NAVO actief bij drugsbestrijding Afghanistan
De NAVO-ministers van Defensie bereikten vrijdag in Boedapest een compromis over de bestrijding van drugs in Afghanistan. Dat maakte de woordvoerder van NAVO-topman De Hoop Scheffer aan het eind van de ochtend bekend.
De activiteiten van de NAVO-troepen in de bestrijding van drugs zijn beperkt. Belangrijke voorwaarde is dat het gebeurt in afstemming met de Afghaanse overheid. Ook is het een tijdelijke maatregel, die in februari tijdens een volgende ministersbijeenkomst weer wordt herzien.Het onderwerp van de drugsbestrijding zorgde de afgelopen dagen voor onenigheid binnen de NAVO. Donderdag zei De Hoop Scheffer dat nog „niet alle neuzen dezelfde kant uit” stonden.

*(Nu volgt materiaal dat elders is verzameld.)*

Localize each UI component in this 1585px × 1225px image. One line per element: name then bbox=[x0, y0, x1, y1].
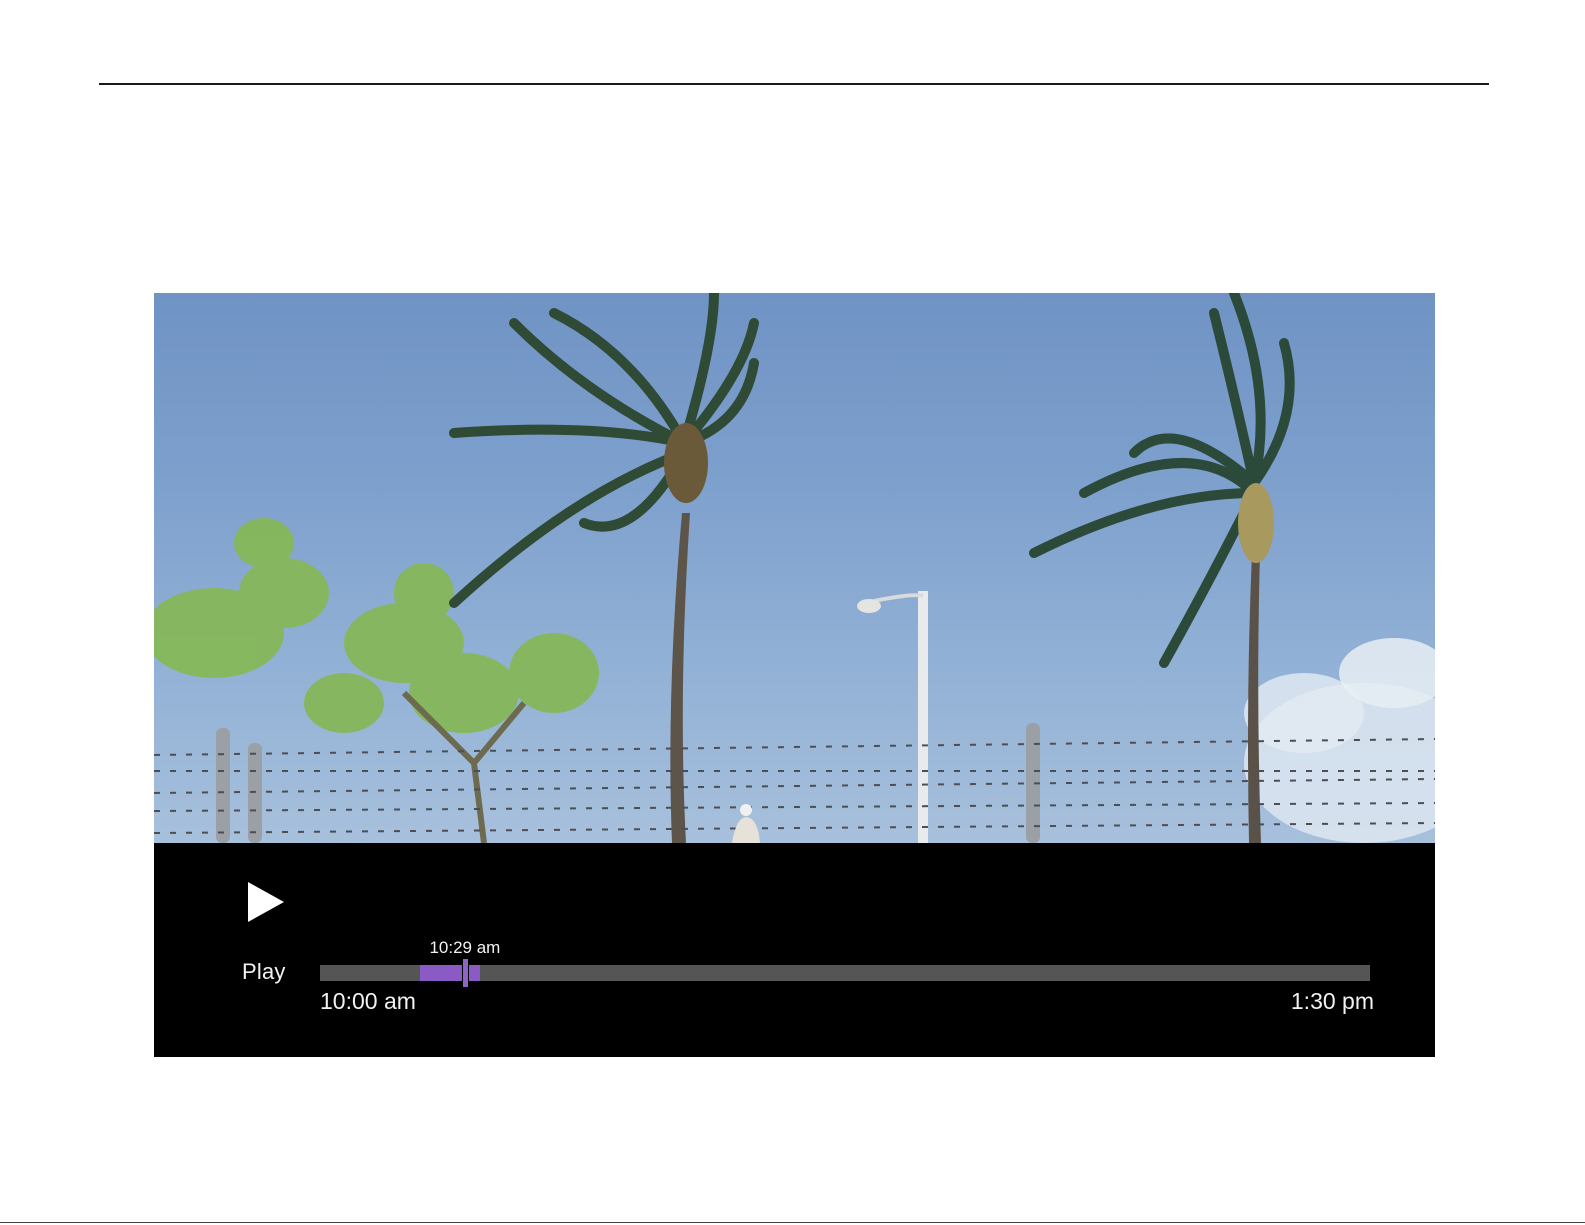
video-player[interactable]: Play 10:29 am 10:00 am 1:30 pm bbox=[154, 293, 1435, 1057]
top-divider bbox=[99, 83, 1489, 85]
start-time-label: 10:00 am bbox=[320, 988, 416, 1014]
video-scene bbox=[154, 293, 1435, 843]
progress-track[interactable] bbox=[320, 959, 1370, 987]
end-time-label: 1:30 pm bbox=[1290, 988, 1374, 1014]
video-frame bbox=[154, 293, 1435, 843]
progress-buffered-segment bbox=[419, 965, 480, 981]
playhead-handle[interactable] bbox=[461, 959, 469, 987]
current-time-label: 10:29 am bbox=[429, 938, 501, 957]
playback-controls: Play 10:29 am 10:00 am 1:30 pm bbox=[154, 843, 1435, 1057]
play-icon[interactable] bbox=[246, 880, 286, 924]
bottom-divider bbox=[0, 1222, 1585, 1223]
play-label: Play bbox=[242, 959, 286, 984]
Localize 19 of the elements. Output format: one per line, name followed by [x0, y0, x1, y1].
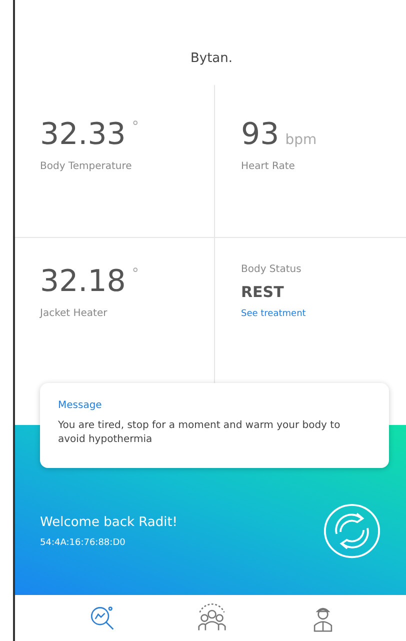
metric-value: 32.33 — [40, 117, 126, 153]
metric-label: Heart Rate — [241, 161, 296, 172]
treatment-link[interactable]: See treatment — [241, 309, 306, 319]
sync-icon[interactable] — [322, 502, 382, 560]
message-title: Message — [58, 400, 103, 411]
metric-value: 32.18 — [40, 264, 126, 300]
message-text: You are tired, stop for a moment and warm your body to avoid hypothermia — [58, 419, 342, 447]
metric-unit: bpm — [285, 131, 317, 150]
app-title: Bytan. — [190, 51, 233, 66]
welcome-text: Welcome back Radit! — [40, 515, 178, 530]
metric-unit: ° — [132, 118, 139, 137]
metric-label: Body Status — [241, 264, 302, 275]
metric-label: Jacket Heater — [40, 308, 108, 319]
metric-unit: ° — [132, 265, 139, 284]
device-id: 54:4A:16:76:88:D0 — [40, 538, 126, 548]
metric-label: Body Temperature — [40, 161, 133, 172]
metric-value: 93 — [241, 117, 280, 153]
people-group-icon[interactable] — [196, 603, 226, 633]
status-value: REST — [241, 283, 285, 301]
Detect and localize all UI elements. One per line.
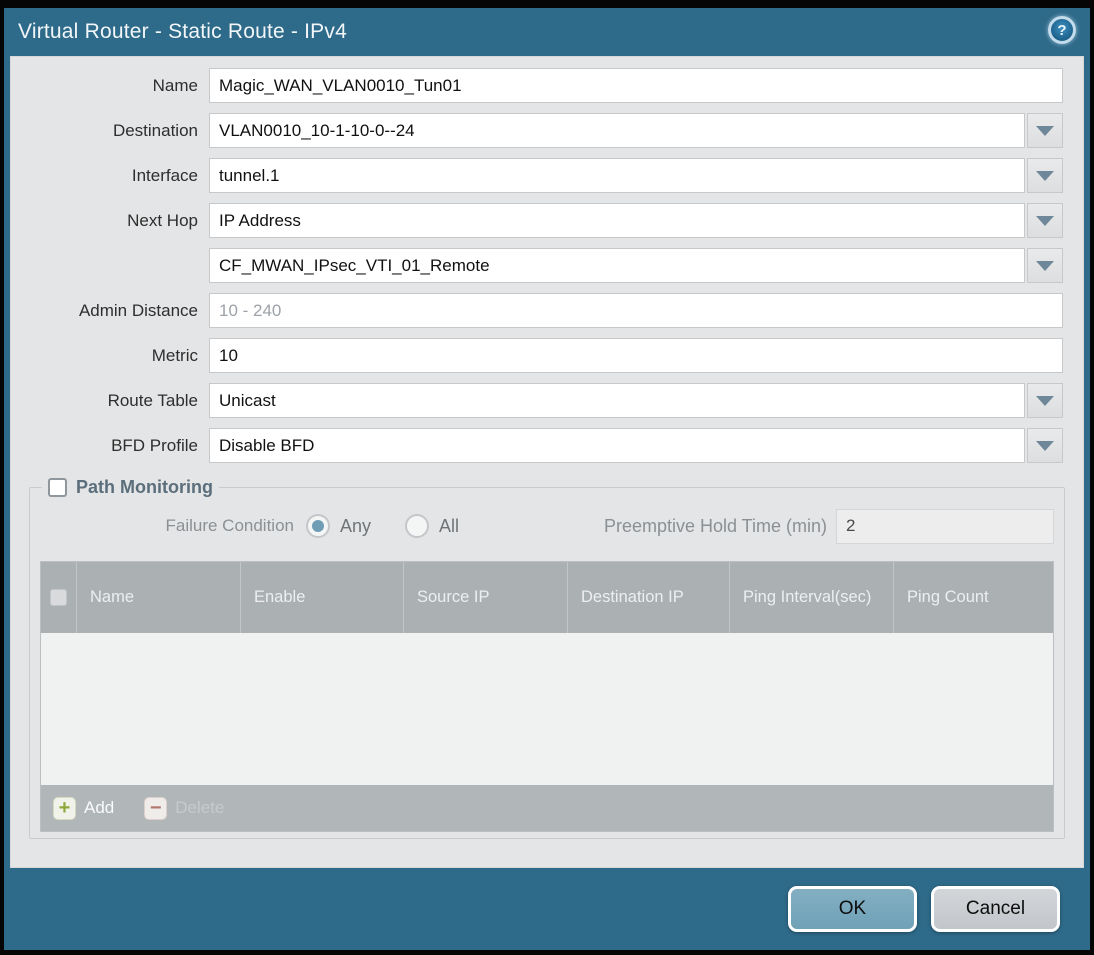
failure-condition-row: Failure Condition Any All Preemptive Hol…: [40, 508, 1054, 544]
next-hop-type-dropdown-button[interactable]: [1027, 203, 1063, 238]
next-hop-label: Next Hop: [127, 210, 198, 230]
route-table-row: Route Table: [11, 383, 1063, 418]
dialog-titlebar: Virtual Router - Static Route - IPv4 ?: [4, 8, 1090, 56]
radio-any-icon: [306, 514, 330, 538]
column-header-destination-ip[interactable]: Destination IP: [567, 562, 729, 633]
chevron-down-icon: [1036, 125, 1054, 136]
cancel-button[interactable]: Cancel: [931, 886, 1060, 932]
select-all-column: [41, 562, 76, 633]
table-toolbar: + Add − Delete: [41, 785, 1053, 831]
next-hop-type-input[interactable]: [209, 203, 1025, 238]
name-row: Name: [11, 68, 1063, 103]
chevron-down-icon: [1036, 215, 1054, 226]
failure-condition-any-option[interactable]: Any: [306, 514, 371, 538]
path-monitoring-checkbox[interactable]: [48, 478, 67, 497]
path-monitoring-section: Path Monitoring Failure Condition Any Al…: [29, 477, 1065, 839]
interface-row: Interface: [11, 158, 1063, 193]
destination-row: Destination: [11, 113, 1063, 148]
static-route-dialog: Virtual Router - Static Route - IPv4 ? N…: [0, 0, 1094, 955]
path-monitoring-title: Path Monitoring: [76, 477, 213, 497]
bfd-profile-input[interactable]: [209, 428, 1025, 463]
chevron-down-icon: [1036, 170, 1054, 181]
dialog-title: Virtual Router - Static Route - IPv4: [18, 20, 347, 43]
route-table-dropdown-button[interactable]: [1027, 383, 1063, 418]
name-label: Name: [152, 75, 198, 95]
admin-distance-label: Admin Distance: [78, 300, 198, 320]
metric-label: Metric: [151, 345, 198, 365]
add-button-label: Add: [84, 798, 115, 817]
add-button[interactable]: + Add: [53, 796, 115, 820]
help-icon[interactable]: ?: [1048, 16, 1076, 44]
delete-button-label: Delete: [175, 798, 225, 817]
destination-label: Destination: [112, 120, 198, 140]
chevron-down-icon: [1036, 440, 1054, 451]
bfd-profile-row: BFD Profile: [11, 428, 1063, 463]
destination-input[interactable]: [209, 113, 1025, 148]
failure-condition-all-option[interactable]: All: [405, 514, 459, 538]
admin-distance-row: Admin Distance: [11, 293, 1063, 328]
minus-icon: −: [144, 796, 168, 820]
column-header-name[interactable]: Name: [76, 562, 240, 633]
route-table-input[interactable]: [209, 383, 1025, 418]
path-monitoring-legend: Path Monitoring: [42, 477, 219, 498]
destination-dropdown-button[interactable]: [1027, 113, 1063, 148]
radio-all-icon: [405, 514, 430, 538]
ok-button[interactable]: OK: [788, 886, 917, 932]
column-header-source-ip[interactable]: Source IP: [403, 562, 567, 633]
interface-label: Interface: [131, 165, 198, 185]
plus-icon: +: [53, 796, 76, 820]
next-hop-row: Next Hop: [11, 203, 1063, 238]
admin-distance-input[interactable]: [209, 293, 1063, 328]
radio-all-label: All: [439, 515, 460, 536]
preemptive-hold-time-input[interactable]: [836, 508, 1054, 544]
select-all-checkbox[interactable]: [50, 589, 67, 606]
route-table-label: Route Table: [107, 390, 198, 410]
dialog-body: Name Destination Interface: [10, 56, 1084, 868]
next-hop-address-input[interactable]: [209, 248, 1025, 283]
preemptive-hold-time-label: Preemptive Hold Time (min): [603, 515, 827, 536]
chevron-down-icon: [1036, 395, 1054, 406]
table-header-row: Name Enable Source IP Destination IP Pin…: [41, 562, 1053, 633]
table-body-empty: [41, 633, 1053, 785]
next-hop-address-row: [11, 248, 1063, 283]
metric-input[interactable]: [209, 338, 1063, 373]
metric-row: Metric: [11, 338, 1063, 373]
bfd-profile-dropdown-button[interactable]: [1027, 428, 1063, 463]
next-hop-address-dropdown-button[interactable]: [1027, 248, 1063, 283]
delete-button[interactable]: − Delete: [144, 796, 225, 820]
column-header-ping-interval[interactable]: Ping Interval(sec): [729, 562, 893, 633]
interface-dropdown-button[interactable]: [1027, 158, 1063, 193]
interface-input[interactable]: [209, 158, 1025, 193]
failure-condition-label: Failure Condition: [165, 516, 294, 535]
radio-any-label: Any: [340, 515, 372, 536]
column-header-enable[interactable]: Enable: [240, 562, 403, 633]
chevron-down-icon: [1036, 260, 1054, 271]
path-monitoring-table: Name Enable Source IP Destination IP Pin…: [40, 561, 1054, 832]
column-header-ping-count[interactable]: Ping Count: [893, 562, 1053, 633]
name-input[interactable]: [209, 68, 1063, 103]
dialog-footer: OK Cancel: [4, 868, 1090, 950]
preemptive-hold-time: Preemptive Hold Time (min): [603, 508, 1054, 544]
bfd-profile-label: BFD Profile: [111, 435, 198, 455]
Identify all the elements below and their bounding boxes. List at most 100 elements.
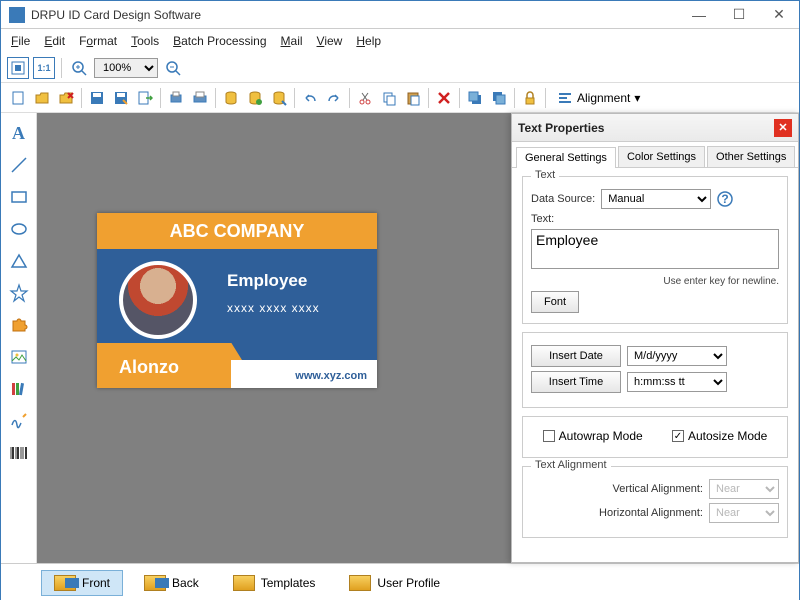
text-group: Text Data Source: Manual ? Text: Employe… xyxy=(522,176,788,324)
database1-icon[interactable] xyxy=(220,87,242,109)
card-name: Alonzo xyxy=(119,357,179,378)
newline-hint: Use enter key for newline. xyxy=(531,276,779,287)
halign-select: Near xyxy=(709,503,779,523)
user-profile-tab[interactable]: User Profile xyxy=(336,570,453,596)
text-label: Text: xyxy=(531,213,554,225)
rectangle-tool-icon[interactable] xyxy=(7,185,31,209)
save-icon[interactable] xyxy=(86,87,108,109)
menu-format[interactable]: Format xyxy=(79,34,117,48)
image-tool-icon[interactable] xyxy=(7,345,31,369)
autosize-checkbox[interactable]: ✓Autosize Mode xyxy=(672,429,767,443)
menu-edit[interactable]: Edit xyxy=(44,34,65,48)
autowrap-checkbox[interactable]: Autowrap Mode xyxy=(543,429,643,443)
back-tab[interactable]: Back xyxy=(131,570,212,596)
datetime-group: Insert Date M/d/yyyy Insert Time h:mm:ss… xyxy=(522,332,788,408)
bottom-bar: Front Back Templates User Profile xyxy=(1,563,799,601)
insert-time-button[interactable]: Insert Time xyxy=(531,371,621,393)
signature-tool-icon[interactable] xyxy=(7,409,31,433)
valign-select: Near xyxy=(709,479,779,499)
actual-size-icon[interactable]: 1:1 xyxy=(33,57,55,79)
cut-icon[interactable] xyxy=(354,87,376,109)
valign-label: Vertical Alignment: xyxy=(613,483,704,495)
zoom-in-icon[interactable] xyxy=(68,57,90,79)
ellipse-tool-icon[interactable] xyxy=(7,217,31,241)
alignment-group: Text Alignment Vertical Alignment: Near … xyxy=(522,466,788,538)
maximize-button[interactable]: ☐ xyxy=(719,1,759,29)
front-icon xyxy=(54,575,76,591)
print-preview-icon[interactable] xyxy=(165,87,187,109)
close-file-icon[interactable] xyxy=(55,87,77,109)
menu-view[interactable]: View xyxy=(317,34,343,48)
app-icon xyxy=(9,7,25,23)
barcode-tool-icon[interactable] xyxy=(7,441,31,465)
alignment-label: Alignment xyxy=(577,91,630,105)
print-icon[interactable] xyxy=(189,87,211,109)
save-as-icon[interactable] xyxy=(110,87,132,109)
alignment-group-title: Text Alignment xyxy=(531,459,611,471)
insert-date-button[interactable]: Insert Date xyxy=(531,345,621,367)
zoom-select[interactable]: 100% xyxy=(94,58,158,78)
time-format-select[interactable]: h:mm:ss tt xyxy=(627,372,727,392)
window-title: DRPU ID Card Design Software xyxy=(31,8,679,22)
data-source-select[interactable]: Manual xyxy=(601,189,711,209)
menu-help[interactable]: Help xyxy=(356,34,381,48)
tab-color[interactable]: Color Settings xyxy=(618,146,705,167)
delete-icon[interactable] xyxy=(433,87,455,109)
menu-file[interactable]: File xyxy=(11,34,30,48)
card-website: www.xyz.com xyxy=(295,370,367,382)
database2-icon[interactable] xyxy=(244,87,266,109)
library-tool-icon[interactable] xyxy=(7,377,31,401)
redo-icon[interactable] xyxy=(323,87,345,109)
menu-tools[interactable]: Tools xyxy=(131,34,159,48)
database3-icon[interactable] xyxy=(268,87,290,109)
text-input[interactable]: Employee xyxy=(531,229,779,269)
card-role: Employee xyxy=(227,271,307,291)
alignment-dropdown[interactable]: Alignment ▾ xyxy=(550,87,647,109)
alignment-icon xyxy=(557,90,573,106)
tab-other[interactable]: Other Settings xyxy=(707,146,795,167)
send-back-icon[interactable] xyxy=(488,87,510,109)
card-company: ABC COMPANY xyxy=(97,213,377,249)
bring-front-icon[interactable] xyxy=(464,87,486,109)
titlebar: DRPU ID Card Design Software — ☐ ✕ xyxy=(1,1,799,29)
copy-icon[interactable] xyxy=(378,87,400,109)
puzzle-tool-icon[interactable] xyxy=(7,313,31,337)
paste-icon[interactable] xyxy=(402,87,424,109)
minimize-button[interactable]: — xyxy=(679,1,719,29)
fit-window-icon[interactable] xyxy=(7,57,29,79)
tab-general[interactable]: General Settings xyxy=(516,147,616,168)
back-icon xyxy=(144,575,166,591)
date-format-select[interactable]: M/d/yyyy xyxy=(627,346,727,366)
templates-icon xyxy=(233,575,255,591)
card-web-strip: www.xyz.com xyxy=(231,360,377,388)
help-icon[interactable]: ? xyxy=(717,191,733,207)
card-photo xyxy=(119,261,197,339)
card-masked: xxxx xxxx xxxx xyxy=(227,301,320,315)
data-source-label: Data Source: xyxy=(531,193,595,205)
triangle-tool-icon[interactable] xyxy=(7,249,31,273)
star-tool-icon[interactable] xyxy=(7,281,31,305)
toolbar-main: Alignment ▾ xyxy=(1,83,799,113)
open-icon[interactable] xyxy=(31,87,53,109)
zoom-out-icon[interactable] xyxy=(162,57,184,79)
lock-icon[interactable] xyxy=(519,87,541,109)
panel-close-button[interactable]: ✕ xyxy=(774,119,792,137)
menu-mail[interactable]: Mail xyxy=(281,34,303,48)
new-icon[interactable] xyxy=(7,87,29,109)
templates-tab[interactable]: Templates xyxy=(220,570,329,596)
text-group-title: Text xyxy=(531,169,559,181)
user-profile-icon xyxy=(349,575,371,591)
text-tool-icon[interactable]: A xyxy=(7,121,31,145)
tool-sidebar: A xyxy=(1,113,37,563)
menu-batch[interactable]: Batch Processing xyxy=(173,34,266,48)
id-card[interactable]: ABC COMPANY Employee xxxx xxxx xxxx Alon… xyxy=(97,213,377,388)
export-icon[interactable] xyxy=(134,87,156,109)
halign-label: Horizontal Alignment: xyxy=(599,507,703,519)
line-tool-icon[interactable] xyxy=(7,153,31,177)
undo-icon[interactable] xyxy=(299,87,321,109)
toolbar-zoom: 1:1 100% xyxy=(1,53,799,83)
panel-tabs: General Settings Color Settings Other Se… xyxy=(512,142,798,168)
close-button[interactable]: ✕ xyxy=(759,1,799,29)
front-tab[interactable]: Front xyxy=(41,570,123,596)
font-button[interactable]: Font xyxy=(531,291,579,313)
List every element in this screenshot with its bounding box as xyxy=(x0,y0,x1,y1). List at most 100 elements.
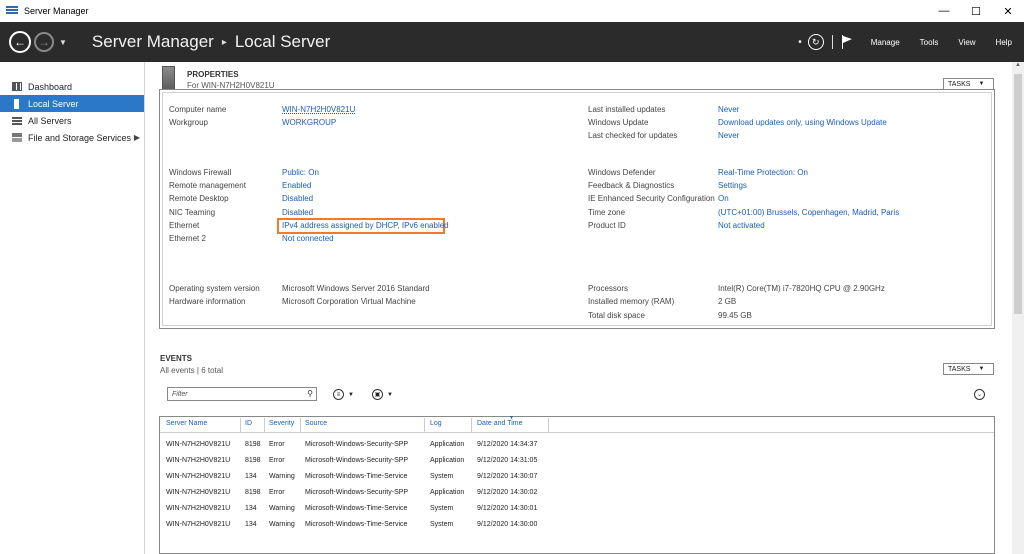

Volgens ingewijden waren het vooral de Verenigde Staten en Groot-Brittannië die pleitten voor een grotere NAVO-rol in dit opzicht. Anderzijds was het vooral Duitsland dat stelde dat dit geen taak voor militairen is. Maar ook Nederland is donderdagnacht volgens een zegsman „tot het eind” toe betrokken geweest bij de gesprekken.
De Nederlandse minister Eimert van Middelkoop stelde vrijdagmorgen nadrukkelijk dat drugsbestrijding „een zaak voor de Afghaanse politie” is. Tegelijk heeft hij er oog voor dat de drugswinsten worden gebruikt voor wapens die „tegen onze mannen en vrouwen” worden ingezet. „Daarom hebben wij ermee ingestemd dat er in samenwerking met de Afghaanse autoriteiten iets op dit terrein wordt ondernomen. Als Nederland eisen wij ook dat dit een tijdelijke oplossing is. Niet omdat het geen reëel probleem is, maar omdat het onze taak niet is. Hoe meer de Afghanen zelf doen, hoe beter.”
Van Middelkoop kon niet zeggen of ook de Nederlandse troepen in Uruzgan actief zouden worden op dit punt. „Ik moet dat nog eens bespreken of daar ruimte voor is.”